I am interested in forcing a CPU cache flush in Windows (for benchmarking reasons, I want to emulate starting with no data in CPU cache), preferably a basic C implementation or Win32 call.
Is there a known way to do this with a system call or even something as sneaky as doing say a large memcpy
?
Intel i686 platform (P4 and up is okay as well).
A pipeline flush, is also known as a pipeline break or a pipeline stall. It's a procedure enacted by a CPU when it cannot ensure that it will correctly process its instruction pipeline in the next clock cycle.
Flush cache definition Cache flushing will clear that information in order to help smoothen and improve computer speed. In other words, everything including data and applications contained in that cache will be removed.
The CPU control unit automatically checks cache for instructions before requesting data from RAM. This saves fetching the instructions and data repeatedly from RAM – a relatively slow process which might otherwise keep the CPU waiting. Transfers to and from cache take less time than transfers to and from RAM.

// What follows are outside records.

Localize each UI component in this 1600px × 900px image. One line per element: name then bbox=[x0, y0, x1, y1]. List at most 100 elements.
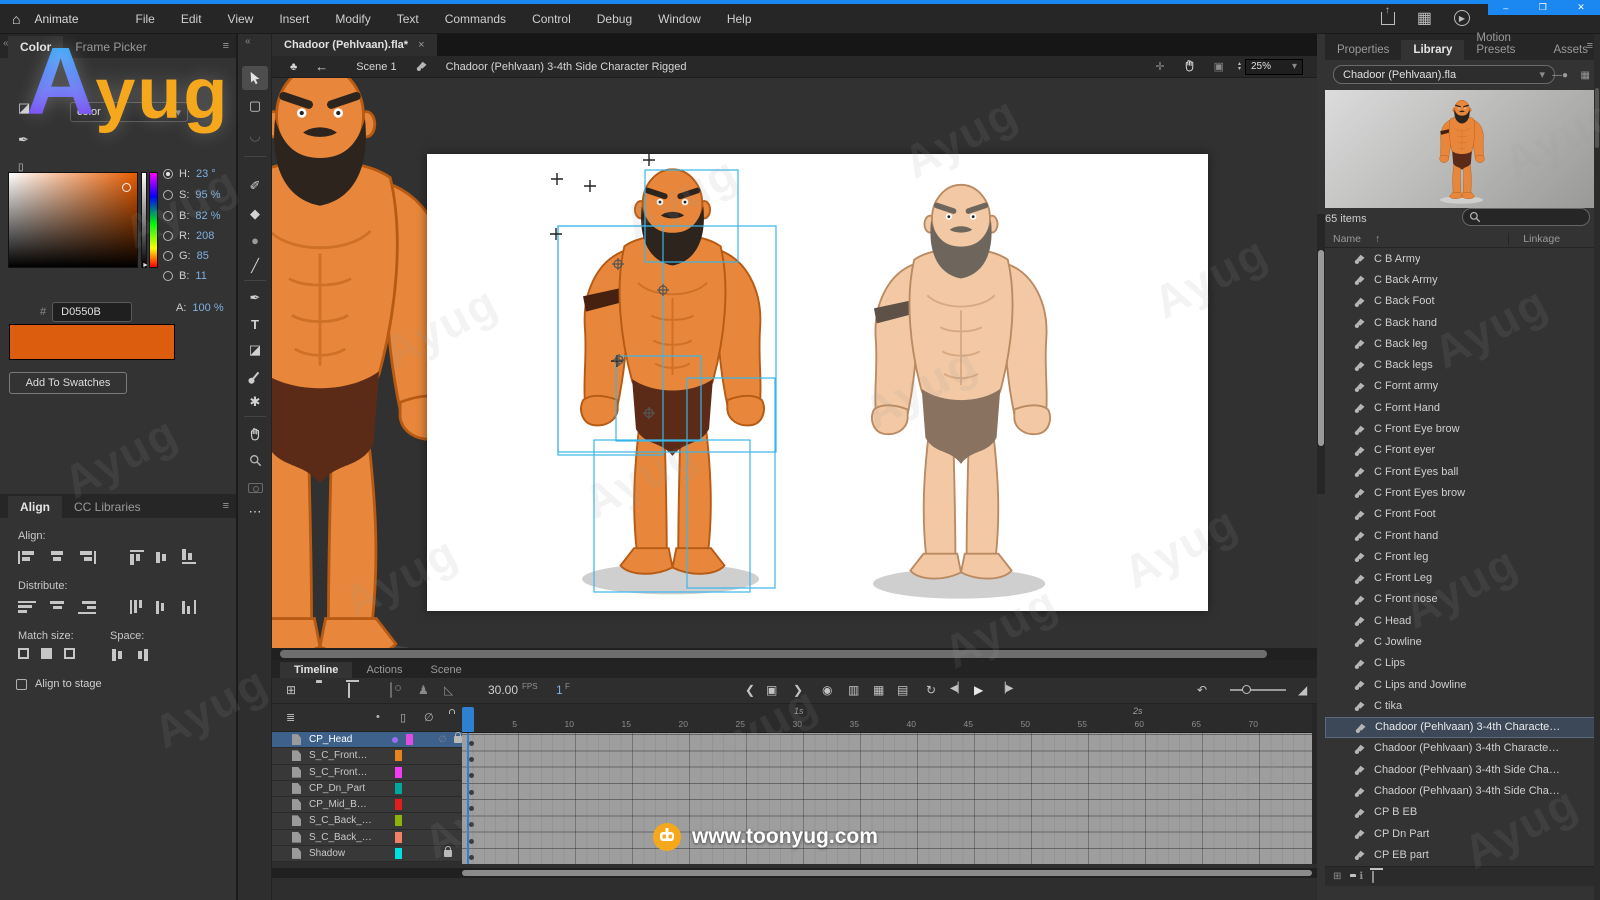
layer-row[interactable]: S_C_Back_… ∅ bbox=[272, 830, 462, 846]
collapse-panel-icon[interactable]: « bbox=[3, 38, 9, 49]
tab-scene[interactable]: Scene bbox=[417, 662, 476, 678]
b-value[interactable]: 82 % bbox=[195, 210, 220, 222]
g-value[interactable]: 85 bbox=[197, 250, 209, 262]
library-item-row[interactable]: Chadoor (Pehlvaan) 3-4th Characte… bbox=[1325, 738, 1600, 759]
layer-name[interactable]: Shadow bbox=[309, 848, 395, 859]
add-to-swatches-button[interactable]: Add To Swatches bbox=[9, 372, 127, 394]
timeline-ruler[interactable]: 1s2s 510152025303540455055606570 bbox=[462, 704, 1312, 733]
tab-timeline[interactable]: Timeline bbox=[280, 662, 352, 678]
close-document-icon[interactable]: × bbox=[418, 39, 424, 51]
asset-warp-tool[interactable]: ✱ bbox=[242, 390, 268, 414]
library-item-row[interactable]: C Back Army bbox=[1325, 269, 1600, 290]
dist-vcenter-icon[interactable] bbox=[48, 601, 66, 614]
layer-lock-icon[interactable] bbox=[444, 850, 452, 857]
layer-row[interactable]: S_C_Back_… ∅ bbox=[272, 813, 462, 829]
minimize-button[interactable]: – bbox=[1503, 3, 1508, 13]
library-item-row[interactable]: C Lips bbox=[1325, 653, 1600, 674]
match-both-icon[interactable] bbox=[64, 648, 75, 659]
tab-cc-libraries[interactable]: CC Libraries bbox=[62, 496, 153, 518]
workspace-icon[interactable]: ▦ bbox=[1417, 8, 1432, 28]
play-icon[interactable]: ▶ bbox=[974, 683, 983, 697]
prev-keyframe-icon[interactable]: ❮ bbox=[745, 683, 755, 697]
new-layer-icon[interactable]: ⊞ bbox=[286, 683, 296, 697]
menu-item[interactable]: File bbox=[123, 12, 168, 26]
layer-name[interactable]: CP_Dn_Part bbox=[309, 783, 395, 794]
share-icon[interactable]: ↑ bbox=[1381, 12, 1395, 25]
b2-value[interactable]: 11 bbox=[195, 270, 206, 282]
library-item-row[interactable]: C Front Eyes brow bbox=[1325, 482, 1600, 503]
dist-top-icon[interactable] bbox=[18, 601, 36, 614]
test-movie-icon[interactable]: ▶ bbox=[1454, 10, 1470, 26]
onion-skin-icon[interactable]: ◉ bbox=[822, 683, 832, 697]
align-to-stage-checkbox[interactable] bbox=[16, 679, 27, 690]
library-search-input[interactable] bbox=[1462, 208, 1590, 226]
library-item-row[interactable]: C Front nose bbox=[1325, 589, 1600, 610]
panel-menu-icon[interactable]: ≡ bbox=[223, 40, 228, 52]
new-library-panel-icon[interactable]: ▦ bbox=[1581, 70, 1590, 81]
library-item-row[interactable]: C Back legs bbox=[1325, 354, 1600, 375]
layer-color-swatch[interactable] bbox=[395, 815, 402, 826]
brush-tool[interactable]: ✐ bbox=[242, 174, 268, 198]
library-item-row[interactable]: C Front eyer bbox=[1325, 440, 1600, 461]
graph-editor-icon[interactable]: ◺ bbox=[444, 683, 453, 697]
library-item-row[interactable]: C Jowline bbox=[1325, 631, 1600, 652]
layer-color-swatch[interactable] bbox=[395, 783, 402, 794]
menu-item[interactable]: Window bbox=[645, 12, 714, 26]
library-item-row[interactable]: CP Dn Part bbox=[1325, 823, 1600, 844]
canvas[interactable] bbox=[272, 78, 1317, 648]
layer-name[interactable]: CP_Mid_B… bbox=[309, 799, 395, 810]
menu-item[interactable]: Edit bbox=[168, 12, 215, 26]
outline-column-icon[interactable]: ▯ bbox=[400, 711, 406, 724]
align-bottom-icon[interactable] bbox=[182, 550, 196, 564]
canvas-hscrollbar[interactable] bbox=[272, 648, 1317, 660]
clip-content-icon[interactable]: ▣ bbox=[1214, 60, 1224, 73]
b2-radio[interactable] bbox=[163, 271, 173, 281]
next-keyframe-icon[interactable]: ❯ bbox=[793, 683, 803, 697]
menu-item[interactable]: View bbox=[215, 12, 267, 26]
alpha-value[interactable]: 100 % bbox=[192, 302, 223, 314]
h-radio[interactable] bbox=[163, 169, 173, 179]
menu-item[interactable]: Commands bbox=[432, 12, 519, 26]
library-item-row[interactable]: C Back Foot bbox=[1325, 291, 1600, 312]
current-frame-value[interactable]: 1 bbox=[556, 683, 563, 697]
layer-color-swatch[interactable] bbox=[395, 767, 402, 778]
close-button[interactable]: ✕ bbox=[1577, 2, 1585, 13]
layer-name[interactable]: S_C_Back_… bbox=[309, 815, 395, 826]
zoom-tool[interactable] bbox=[242, 448, 268, 472]
eraser-tool[interactable]: ◆ bbox=[242, 202, 268, 226]
layer-row[interactable]: CP_Mid_B… ∅ bbox=[272, 797, 462, 813]
dist-hcenter-icon[interactable] bbox=[156, 600, 170, 614]
r-value[interactable]: 208 bbox=[196, 230, 214, 242]
stroke-color-icon[interactable]: ✒ bbox=[18, 132, 29, 148]
layer-name[interactable]: S_C_Back_… bbox=[309, 832, 395, 843]
tab-motion-presets[interactable]: Motion Presets bbox=[1464, 28, 1541, 60]
loop-icon[interactable]: ↻ bbox=[926, 683, 936, 697]
layer-color-swatch[interactable] bbox=[395, 799, 402, 810]
layer-name[interactable]: CP_Head bbox=[309, 734, 392, 745]
center-frame-icon[interactable]: ✛ bbox=[1155, 60, 1164, 73]
menu-item[interactable]: Modify bbox=[322, 12, 383, 26]
space-horizontal-icon[interactable] bbox=[138, 648, 152, 662]
library-item-row[interactable]: C Front Eye brow bbox=[1325, 418, 1600, 439]
hand-mode-icon[interactable] bbox=[1183, 59, 1196, 75]
library-item-row[interactable]: Chadoor (Pehlvaan) 3-4th Side Cha… bbox=[1325, 780, 1600, 801]
column-name[interactable]: Name bbox=[1333, 233, 1361, 245]
menu-item[interactable]: Control bbox=[519, 12, 584, 26]
dist-right-icon[interactable] bbox=[182, 600, 196, 614]
ease-curve-icon[interactable]: ↶ bbox=[1197, 683, 1207, 697]
tab-properties[interactable]: Properties bbox=[1325, 40, 1401, 60]
right-panel-scrollbar[interactable] bbox=[1594, 34, 1600, 900]
back-arrow-icon[interactable]: ← bbox=[315, 59, 328, 74]
tab-frame-picker[interactable]: Frame Picker bbox=[63, 36, 158, 58]
sort-ascending-icon[interactable]: ↑ bbox=[1375, 233, 1380, 245]
home-icon[interactable]: ⌂ bbox=[12, 11, 20, 27]
step-forward-icon[interactable]: ▕▶ bbox=[998, 683, 1013, 694]
oval-tool[interactable]: ● bbox=[242, 228, 268, 252]
library-item-row[interactable]: CP EB part bbox=[1325, 844, 1600, 865]
camera-tool[interactable] bbox=[242, 476, 268, 500]
pin-library-icon[interactable]: —● bbox=[1552, 70, 1568, 81]
library-item-row[interactable]: C Lips and Jowline bbox=[1325, 674, 1600, 695]
hand-tool[interactable] bbox=[242, 422, 268, 446]
menu-item[interactable]: Text bbox=[384, 12, 432, 26]
library-item-row[interactable]: C Front hand bbox=[1325, 525, 1600, 546]
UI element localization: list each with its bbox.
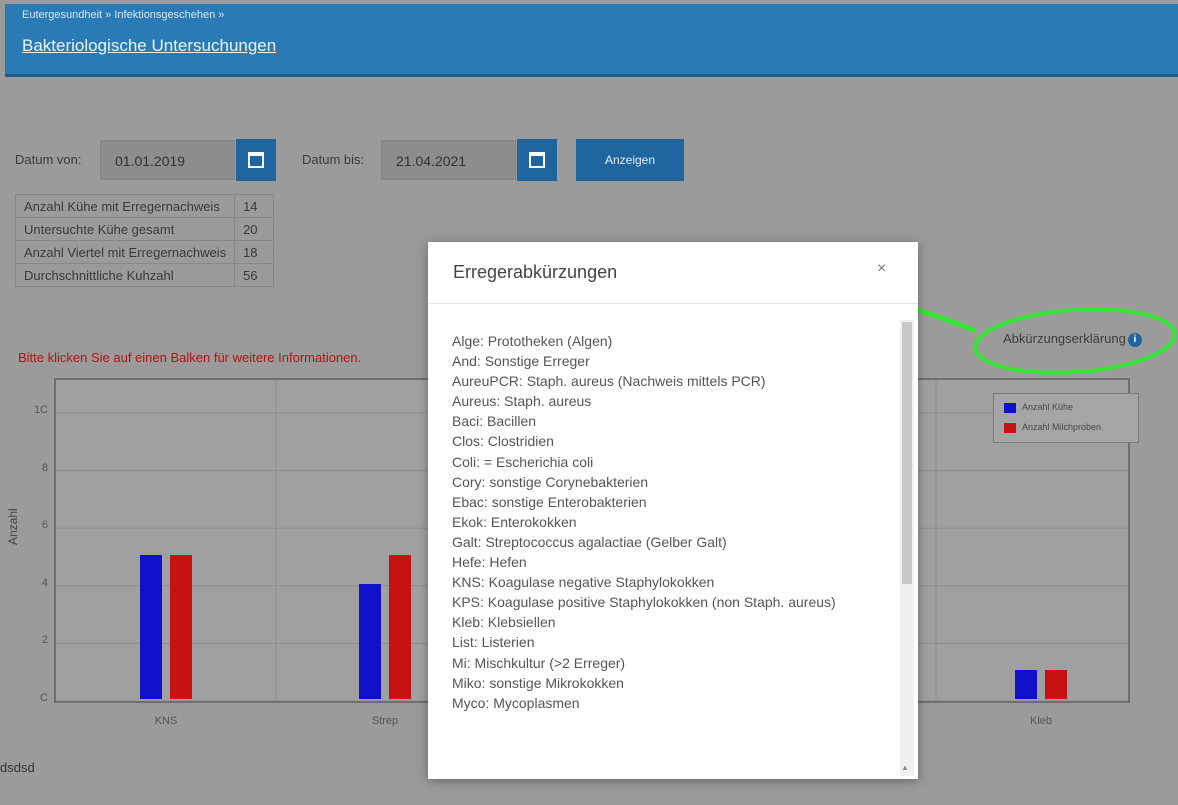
bar-kns-series-0[interactable] — [140, 555, 162, 699]
abbreviation-link[interactable]: Abkürzungserklärung i — [1003, 331, 1142, 347]
abbreviation-item: Baci: Bacillen — [452, 413, 537, 430]
legend-label: Anzahl Milchproben — [1022, 422, 1102, 432]
bar-strep-series-1[interactable] — [389, 555, 411, 699]
stats-table: Anzahl Kühe mit Erregernachweis 14 Unters… — [14, 194, 275, 287]
abbreviation-item: KPS: Koagulase positive Staphylokokken (… — [452, 594, 836, 611]
abbreviation-item: Kleb: Klebsiellen — [452, 614, 556, 631]
modal-divider — [428, 303, 918, 304]
abbreviation-modal: Erregerabkürzungen × Alge: Prototheken (… — [428, 242, 918, 779]
show-button[interactable]: Anzeigen — [576, 139, 684, 181]
date-from-label: Datum von: — [15, 152, 82, 167]
date-from-input[interactable]: 01.01.2019 — [100, 140, 235, 180]
abbreviation-item: Hefe: Hefen — [452, 554, 527, 571]
y-tick-label: 2 — [41, 634, 48, 647]
y-tick-label: C — [40, 692, 48, 704]
chart-hint: Bitte klicken Sie auf einen Balken für w… — [18, 350, 362, 365]
stat-label: Durchschnittliche Kuhzahl — [14, 263, 236, 287]
table-row: Anzahl Viertel mit Erregernachweis 18 — [14, 240, 275, 264]
bar-kns-series-1[interactable] — [170, 555, 192, 699]
stat-value: 18 — [234, 240, 275, 264]
date-to-input[interactable]: 21.04.2021 — [381, 140, 516, 180]
abbreviation-item: Galt: Streptococcus agalactiae (Gelber G… — [452, 533, 727, 550]
legend-item: Anzahl Milchproben — [1004, 422, 1101, 433]
abbreviation-item: Miko: sonstige Mikrokokken — [452, 674, 624, 691]
breadcrumb[interactable]: Eutergesundheit » Infektionsgeschehen » — [22, 9, 224, 21]
legend-swatch — [1004, 402, 1016, 413]
close-icon[interactable]: × — [877, 260, 886, 278]
table-row: Durchschnittliche Kuhzahl 56 — [14, 263, 275, 287]
y-tick-label: 4 — [41, 576, 48, 589]
stat-label: Untersuchte Kühe gesamt — [14, 217, 236, 241]
page-title[interactable]: Bakteriologische Untersuchungen — [22, 36, 276, 56]
legend-label: Anzahl Kühe — [1022, 402, 1074, 412]
stat-value: 14 — [234, 194, 275, 218]
abbreviation-item: Ekok: Enterokokken — [452, 513, 577, 530]
chart-legend: Anzahl Kühe Anzahl Milchproben — [993, 393, 1139, 443]
x-tick-label: Strep — [371, 715, 399, 727]
app-header: Eutergesundheit » Infektionsgeschehen » … — [5, 4, 1178, 77]
date-to-label: Datum bis: — [302, 152, 365, 167]
abbreviation-item: List: Listerien — [452, 634, 535, 651]
table-row: Anzahl Kühe mit Erregernachweis 14 — [14, 194, 275, 218]
calendar-icon — [529, 152, 545, 168]
y-tick-label: 8 — [41, 461, 48, 474]
table-row: Untersuchte Kühe gesamt 20 — [14, 217, 275, 241]
abbreviation-item: And: Sonstige Erreger — [452, 353, 590, 370]
abbreviation-item: Mi: Mischkultur (>2 Erreger) — [452, 654, 626, 671]
date-to-calendar-button[interactable] — [517, 139, 557, 181]
abbreviation-item: Alge: Prototheken (Algen) — [452, 333, 613, 349]
modal-body: Alge: Prototheken (Algen) And: Sonstige E… — [452, 331, 902, 713]
scrollbar-thumb[interactable] — [902, 322, 912, 584]
footer-text: dsdsd — [0, 760, 35, 775]
y-axis-title: Anzahl — [6, 508, 20, 545]
bar-kleb-series-0[interactable] — [1015, 670, 1037, 699]
bar-strep-series-0[interactable] — [359, 583, 381, 699]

Fortunately, there is more than one way to explicitly flush the caches.
The instruction "wbinvd" writes back modified cache content and marks the caches empty. It executes a bus cycle to make external caches flush their data. Unfortunately, it is a privileged instruction. But if it is possible to run the test program under something like DOS, this is the way to go. This has the advantage of keeping the cache footprint of the "OS" very small.
Additionally, there is the "invd" instruction, which invalidates caches without flushing them back to main memory. This violates the coherency of main memory and cache, so you have to take care of that by yourself. Not really recommended.
For benchmarking purposes, the simplest solution is probably copying a large memory block to a region marked with WC (write combining) instead of WB. The memory mapped region of the graphics card is a good candidate, or you can mark a region as WC by yourself via the MTRR registers.
You can find some resources about benchmarking short routines at Test programs for measuring clock cycles and performance monitoring.
There are x86 assembly instructions to force the CPU to flush certain cache lines (such as CLFLUSH), but they are pretty obscure. CLFLUSH in particular only flushes a chosen address from all levels of cache (L1, L2, L3).
something as sneaky as doing say a large memcopy?
Yes, this is the simplest approach, and will make sure that the CPU flushes all levels of cache. Just exclude the cache flushing time from your benchmakrs and you should get a good idea how your program performs under cache pressure.